彼の奮戦のおかげで叔父の島津義弘は、家康本陣をかすめる形で伊勢街道方面へ無事に撤退することができました(島津の退き口)。

この島津軍による徳川軍中央突破作戦は、主君島津義弘一人を逃がすため全軍が命を捨てる「捨てかまり戦法」(トカゲの尻尾切り戦法)を取り、1000人が60人になったと言われてきました。ただこの中央突破成功の要因は、薩摩武士の精神力だけではなく、足軽はもちろん上級武士も携行していた「腰さし鉄砲」という火器の威力も大きかったようです。

当時の武士は、鉄砲を卑怯な飛び道具と考え足軽に持たせていましたが、薩摩にはこの考えは薄く、身分のある武士も鉄砲を用いる合理性を持っていました。このころから薩摩藩には「変通」(その場その時に応じて、自由自在に変化・適応していくこと。過去にとらわれずに自らを変えること)という合理的精神が息づいていたようです。

島津義弘は最初、徳川家康からの援軍要請を受けて、鳥居元忠が籠城する伏見城へ「徳川の援軍」として駆け付けました。しかし、鳥居元忠が「島津家に援軍要請したことは聞いていない」として入城を拒否したため、伏見城に押し寄せた石田三成ら西軍の大軍の中で孤立します。そこで「西軍」に味方する決心をしたそうです。

余談ですが、「関ヶ原の戦い」の後、土佐の長宗我部氏は潰されましたが、薩摩の島津氏は潰されませんでした。
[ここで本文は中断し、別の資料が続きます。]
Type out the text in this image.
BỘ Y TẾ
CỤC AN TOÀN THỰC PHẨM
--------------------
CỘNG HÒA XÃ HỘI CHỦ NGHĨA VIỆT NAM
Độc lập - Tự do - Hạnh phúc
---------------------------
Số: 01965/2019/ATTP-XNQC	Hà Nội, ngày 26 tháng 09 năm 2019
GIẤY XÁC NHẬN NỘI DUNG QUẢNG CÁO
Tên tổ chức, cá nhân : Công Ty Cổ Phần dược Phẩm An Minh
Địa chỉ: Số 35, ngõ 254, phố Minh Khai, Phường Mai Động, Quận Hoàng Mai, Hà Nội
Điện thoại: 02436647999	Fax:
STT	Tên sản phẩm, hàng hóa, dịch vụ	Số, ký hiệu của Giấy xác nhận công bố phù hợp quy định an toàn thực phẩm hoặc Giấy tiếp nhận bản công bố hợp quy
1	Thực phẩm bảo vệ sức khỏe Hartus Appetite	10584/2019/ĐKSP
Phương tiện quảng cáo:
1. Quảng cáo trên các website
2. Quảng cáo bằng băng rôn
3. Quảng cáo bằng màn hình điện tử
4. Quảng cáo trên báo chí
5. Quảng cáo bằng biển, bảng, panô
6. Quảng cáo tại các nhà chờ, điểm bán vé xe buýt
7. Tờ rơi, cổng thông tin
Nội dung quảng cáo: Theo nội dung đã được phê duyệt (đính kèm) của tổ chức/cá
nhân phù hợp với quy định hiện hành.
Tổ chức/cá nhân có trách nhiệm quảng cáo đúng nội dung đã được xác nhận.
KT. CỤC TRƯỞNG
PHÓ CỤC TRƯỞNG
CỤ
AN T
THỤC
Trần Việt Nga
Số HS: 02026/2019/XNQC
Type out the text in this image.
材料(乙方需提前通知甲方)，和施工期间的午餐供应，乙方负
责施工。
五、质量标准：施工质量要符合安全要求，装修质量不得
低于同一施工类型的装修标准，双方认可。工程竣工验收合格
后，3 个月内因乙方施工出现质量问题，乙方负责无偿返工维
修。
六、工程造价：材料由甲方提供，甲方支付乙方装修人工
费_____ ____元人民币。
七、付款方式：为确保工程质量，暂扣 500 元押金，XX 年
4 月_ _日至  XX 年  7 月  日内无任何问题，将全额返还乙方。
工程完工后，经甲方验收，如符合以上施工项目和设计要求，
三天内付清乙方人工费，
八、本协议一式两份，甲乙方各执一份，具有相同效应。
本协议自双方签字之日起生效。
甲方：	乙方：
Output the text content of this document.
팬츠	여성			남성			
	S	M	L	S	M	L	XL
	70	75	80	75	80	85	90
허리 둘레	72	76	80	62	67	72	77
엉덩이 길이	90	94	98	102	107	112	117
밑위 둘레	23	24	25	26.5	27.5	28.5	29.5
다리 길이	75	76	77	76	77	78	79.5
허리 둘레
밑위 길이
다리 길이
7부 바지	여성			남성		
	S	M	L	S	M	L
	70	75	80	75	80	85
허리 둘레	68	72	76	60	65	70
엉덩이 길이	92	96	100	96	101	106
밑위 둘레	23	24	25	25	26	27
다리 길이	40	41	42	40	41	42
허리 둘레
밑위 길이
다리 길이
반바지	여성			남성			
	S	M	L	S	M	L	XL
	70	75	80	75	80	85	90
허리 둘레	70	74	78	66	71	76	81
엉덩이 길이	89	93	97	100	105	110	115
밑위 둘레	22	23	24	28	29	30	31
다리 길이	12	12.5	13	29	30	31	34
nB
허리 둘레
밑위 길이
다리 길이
これは当時まだ大坂城には豊臣秀頼がおり、西国には豊臣系大名がひしめいているので、関東から長い補給線を引っ張って薩摩を征伐するのは危険だと徳川家康が判断したからのようです。

しかし皮肉なことに360年あまり後に、徳川幕府はその薩摩藩を中心とした討幕派勢力によって滅ぼされることになります。